О весне говорят одни только утки. Ах, как много уток! Никогда в жизни я не видел такого утиного изобилия.
Холодно ехать… На мне полушубок. Телу ничего, хорошо, но ногам зябко. Кутаю их в кожаное пальто — не помогает… На мне двое брюк.
Вообще народ здесь хороший, добрый и с прекрасными традициями.
Комнаты у них убраны просто, но чисто, с претензией на роскошь; постели мягкие, все пуховики и большие подушки, полы выкрашены или устланы самодельными холщевыми коврами.
[здесь] вас не посадят пить чай без скатерти, при вас не отрыгивают, не ищут в голове; когда подают воду или молоко не держат пальцы в стакане, посуда чистая, квас прозрачен как пиво — вообще чистоплотность.
Хлеб
пекут здесь превкуснейший; я в первые дни объедался им. Вкусны и пироги, и блины, и оладьи и калачи… зато все остальное не по европейскому желудку. «Утячья похлебка». Это совсем гадость: мутная жидкость, в которой плавают кусочки дикой утки и неварёный лук; утиные желудки не совсем очищены от содержимого и потому, попадая в рот, заставляют думать, что рот и rectum поменялись местами. Деревни здесь большие, поселков и хуторов нет. Везде церкви и школы; избы деревянные, есть и двухэтажные. Сладкий Миша, если у тебя будут дети, в чем я не сомневаюсь, то завещай им не гнаться за дешевизной. Дешевизна русского товара — это диплом на его негодность. По моему лучше босиком ходить, чем в дешевых сапогах.Бабы здесь толковые, чадолюбивые, сердобольные, трудолюбивы и свободнее, чем в Европе; мужья их не бранят и не бьют их, потому что они также высоки, и сильны, и умны, как их повелители; они когда мужей нет дома, ямщикуют; любят каламбурить. Детей не держат в строгости; их балуют.
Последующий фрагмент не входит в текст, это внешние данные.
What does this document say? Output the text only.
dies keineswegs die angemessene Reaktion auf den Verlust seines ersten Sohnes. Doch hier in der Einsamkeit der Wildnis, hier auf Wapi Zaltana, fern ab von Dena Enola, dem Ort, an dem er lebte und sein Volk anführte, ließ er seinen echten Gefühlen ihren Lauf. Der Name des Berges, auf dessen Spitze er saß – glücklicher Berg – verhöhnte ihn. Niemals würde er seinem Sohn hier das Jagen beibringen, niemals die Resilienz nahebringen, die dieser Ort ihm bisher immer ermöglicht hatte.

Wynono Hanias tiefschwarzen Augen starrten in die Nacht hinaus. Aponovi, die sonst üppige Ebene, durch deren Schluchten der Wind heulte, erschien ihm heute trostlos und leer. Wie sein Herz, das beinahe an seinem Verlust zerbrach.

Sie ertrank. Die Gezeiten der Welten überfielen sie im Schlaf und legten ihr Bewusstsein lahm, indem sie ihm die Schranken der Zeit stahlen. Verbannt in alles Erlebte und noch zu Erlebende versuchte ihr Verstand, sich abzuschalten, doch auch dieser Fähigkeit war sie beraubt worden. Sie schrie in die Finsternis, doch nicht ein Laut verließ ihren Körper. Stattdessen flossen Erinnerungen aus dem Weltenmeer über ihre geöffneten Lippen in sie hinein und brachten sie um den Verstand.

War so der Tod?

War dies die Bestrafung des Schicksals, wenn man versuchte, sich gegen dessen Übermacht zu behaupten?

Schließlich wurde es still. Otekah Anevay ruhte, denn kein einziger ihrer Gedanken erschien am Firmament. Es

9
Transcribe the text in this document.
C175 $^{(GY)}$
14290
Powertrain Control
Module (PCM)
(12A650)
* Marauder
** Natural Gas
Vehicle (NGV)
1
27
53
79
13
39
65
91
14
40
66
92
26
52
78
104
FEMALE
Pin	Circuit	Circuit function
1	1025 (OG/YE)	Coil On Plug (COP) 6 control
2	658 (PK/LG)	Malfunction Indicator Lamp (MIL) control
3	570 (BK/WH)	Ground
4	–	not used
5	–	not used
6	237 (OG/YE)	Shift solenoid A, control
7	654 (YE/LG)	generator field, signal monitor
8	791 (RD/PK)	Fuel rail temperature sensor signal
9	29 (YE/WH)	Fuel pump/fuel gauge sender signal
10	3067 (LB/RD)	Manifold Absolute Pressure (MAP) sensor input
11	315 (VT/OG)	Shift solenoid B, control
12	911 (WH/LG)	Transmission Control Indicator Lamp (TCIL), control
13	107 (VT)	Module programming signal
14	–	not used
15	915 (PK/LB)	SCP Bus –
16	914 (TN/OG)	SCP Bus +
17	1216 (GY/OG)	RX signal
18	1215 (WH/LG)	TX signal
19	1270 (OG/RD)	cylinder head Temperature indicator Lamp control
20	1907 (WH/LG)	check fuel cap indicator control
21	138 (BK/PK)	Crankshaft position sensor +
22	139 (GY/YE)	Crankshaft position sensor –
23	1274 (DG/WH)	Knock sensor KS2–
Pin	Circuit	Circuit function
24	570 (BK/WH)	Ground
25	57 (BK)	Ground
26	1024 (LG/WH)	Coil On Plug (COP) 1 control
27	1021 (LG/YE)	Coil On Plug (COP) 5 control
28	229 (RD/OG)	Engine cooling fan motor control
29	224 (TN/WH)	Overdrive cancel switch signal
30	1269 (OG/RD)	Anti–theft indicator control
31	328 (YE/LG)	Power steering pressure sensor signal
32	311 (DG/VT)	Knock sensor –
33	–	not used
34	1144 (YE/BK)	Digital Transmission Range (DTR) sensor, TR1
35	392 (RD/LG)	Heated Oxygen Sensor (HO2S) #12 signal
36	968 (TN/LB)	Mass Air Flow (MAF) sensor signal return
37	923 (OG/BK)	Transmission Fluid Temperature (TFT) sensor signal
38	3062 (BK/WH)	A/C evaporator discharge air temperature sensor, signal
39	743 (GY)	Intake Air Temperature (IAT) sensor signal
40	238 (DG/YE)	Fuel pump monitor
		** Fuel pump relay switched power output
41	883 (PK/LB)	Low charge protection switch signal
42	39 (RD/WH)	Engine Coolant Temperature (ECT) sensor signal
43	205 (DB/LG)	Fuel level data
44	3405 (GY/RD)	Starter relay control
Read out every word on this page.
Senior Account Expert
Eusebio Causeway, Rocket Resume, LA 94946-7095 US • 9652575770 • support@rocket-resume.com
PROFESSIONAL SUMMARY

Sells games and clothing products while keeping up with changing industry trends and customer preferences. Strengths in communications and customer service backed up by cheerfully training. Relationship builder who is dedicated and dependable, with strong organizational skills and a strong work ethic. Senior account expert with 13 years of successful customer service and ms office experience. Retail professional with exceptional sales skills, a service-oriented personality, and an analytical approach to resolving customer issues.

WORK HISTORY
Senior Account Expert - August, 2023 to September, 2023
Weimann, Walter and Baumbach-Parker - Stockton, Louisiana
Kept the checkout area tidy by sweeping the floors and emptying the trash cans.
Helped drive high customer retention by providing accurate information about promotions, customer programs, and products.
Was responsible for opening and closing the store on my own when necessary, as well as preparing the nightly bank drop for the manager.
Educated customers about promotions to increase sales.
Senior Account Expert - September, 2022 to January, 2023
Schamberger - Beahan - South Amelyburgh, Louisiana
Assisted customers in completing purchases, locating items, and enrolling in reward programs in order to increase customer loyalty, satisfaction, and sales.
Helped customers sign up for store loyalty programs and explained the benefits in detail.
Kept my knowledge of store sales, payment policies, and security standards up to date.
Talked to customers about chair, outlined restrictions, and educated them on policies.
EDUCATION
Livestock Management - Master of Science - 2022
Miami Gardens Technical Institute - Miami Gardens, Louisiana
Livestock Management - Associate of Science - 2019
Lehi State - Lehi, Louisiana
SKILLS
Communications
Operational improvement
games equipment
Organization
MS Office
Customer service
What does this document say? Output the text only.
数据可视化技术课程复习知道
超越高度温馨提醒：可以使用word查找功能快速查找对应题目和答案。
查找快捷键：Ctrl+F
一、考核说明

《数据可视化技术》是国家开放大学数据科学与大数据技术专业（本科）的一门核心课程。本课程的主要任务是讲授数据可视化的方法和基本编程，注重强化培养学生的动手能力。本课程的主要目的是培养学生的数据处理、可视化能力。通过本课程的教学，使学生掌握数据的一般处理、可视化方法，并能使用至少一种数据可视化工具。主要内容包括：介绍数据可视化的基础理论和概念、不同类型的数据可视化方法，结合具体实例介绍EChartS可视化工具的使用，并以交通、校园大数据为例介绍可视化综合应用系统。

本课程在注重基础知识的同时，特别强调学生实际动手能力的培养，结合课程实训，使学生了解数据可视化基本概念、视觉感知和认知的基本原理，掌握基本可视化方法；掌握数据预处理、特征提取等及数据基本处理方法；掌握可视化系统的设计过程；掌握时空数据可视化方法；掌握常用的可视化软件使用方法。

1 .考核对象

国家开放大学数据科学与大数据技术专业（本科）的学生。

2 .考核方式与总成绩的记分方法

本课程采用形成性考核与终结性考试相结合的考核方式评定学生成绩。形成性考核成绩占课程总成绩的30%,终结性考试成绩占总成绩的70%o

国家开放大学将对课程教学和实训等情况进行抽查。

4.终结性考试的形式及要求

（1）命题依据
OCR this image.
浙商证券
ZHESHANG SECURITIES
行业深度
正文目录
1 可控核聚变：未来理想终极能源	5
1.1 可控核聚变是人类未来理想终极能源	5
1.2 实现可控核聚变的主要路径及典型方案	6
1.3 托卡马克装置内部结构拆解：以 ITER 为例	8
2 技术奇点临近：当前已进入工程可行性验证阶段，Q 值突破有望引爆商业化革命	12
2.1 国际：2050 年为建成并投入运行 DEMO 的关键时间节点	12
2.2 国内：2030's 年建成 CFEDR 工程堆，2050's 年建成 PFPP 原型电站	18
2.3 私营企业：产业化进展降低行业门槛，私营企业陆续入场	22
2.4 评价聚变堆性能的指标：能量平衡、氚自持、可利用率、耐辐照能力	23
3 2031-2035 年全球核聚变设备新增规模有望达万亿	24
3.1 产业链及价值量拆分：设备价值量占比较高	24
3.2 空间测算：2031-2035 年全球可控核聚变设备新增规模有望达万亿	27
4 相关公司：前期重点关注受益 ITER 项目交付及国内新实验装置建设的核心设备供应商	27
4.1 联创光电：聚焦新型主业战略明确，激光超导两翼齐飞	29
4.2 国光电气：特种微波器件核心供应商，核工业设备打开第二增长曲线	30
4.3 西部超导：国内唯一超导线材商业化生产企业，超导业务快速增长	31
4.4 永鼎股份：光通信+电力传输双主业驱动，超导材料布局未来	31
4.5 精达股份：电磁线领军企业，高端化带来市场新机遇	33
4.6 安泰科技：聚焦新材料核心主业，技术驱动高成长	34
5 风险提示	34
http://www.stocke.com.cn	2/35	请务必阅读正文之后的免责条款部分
Дети спят сколько угодно, пьют чай и едят вместе с мужиками и бранятся, когда те любовно подсмеиваются над ними.
Но что ужаснее всего и чего я не забуду во всю мою жизнь, это перевозы через реки. Подъедешь ночью к реке… начинаешь с ямщиком кричать… дождь, ветер, по реке ползут льдины, слышишь плеск… Ну-с через час в потемках показывается громадный паром, имеющий форму баржи; громадные весла, похожие на рачьи клешни. Перевозчики — народ озорной, все больше ссыльные, присланные сюда по приговорам общества за порочную жизнь. Сквернословят нестерпимо, кричат, просят денег на водку… везут через реку долго, долго… мучительно долго! Паром ползет… опять чувство одиночества и, кажется, бугай нарочно кричит, как будто хочет сказать: «Не бойся, дядя, я здесь!»
7 мая вольный ямщик, когда я попросил лошадей, сказал, что Иртышу разлился и затопил луга, что вчера ездил Кузьма и еле вернулся и что ехать нельзя, нужно обождать. Спрашиваю: «До каких пор ждать?» Ответ: «А Господь его знает!»
Завтра пойду к Владиславлеву и Флоринскому. Деньги целы. Швов еще не распарывал.
Томичи говорят, что такая холодная и дождливая весна, как в этом году, была в 1842 г. Половину Томска затопило. Мое счастье!
Ем конфекты.
В Томске нужно будет дождаться того времени, когда прекратятся дожди. Говорят, что дорога до Иркутска возмутительна. Здесь есть «Славянский базар». Обеды хорошие.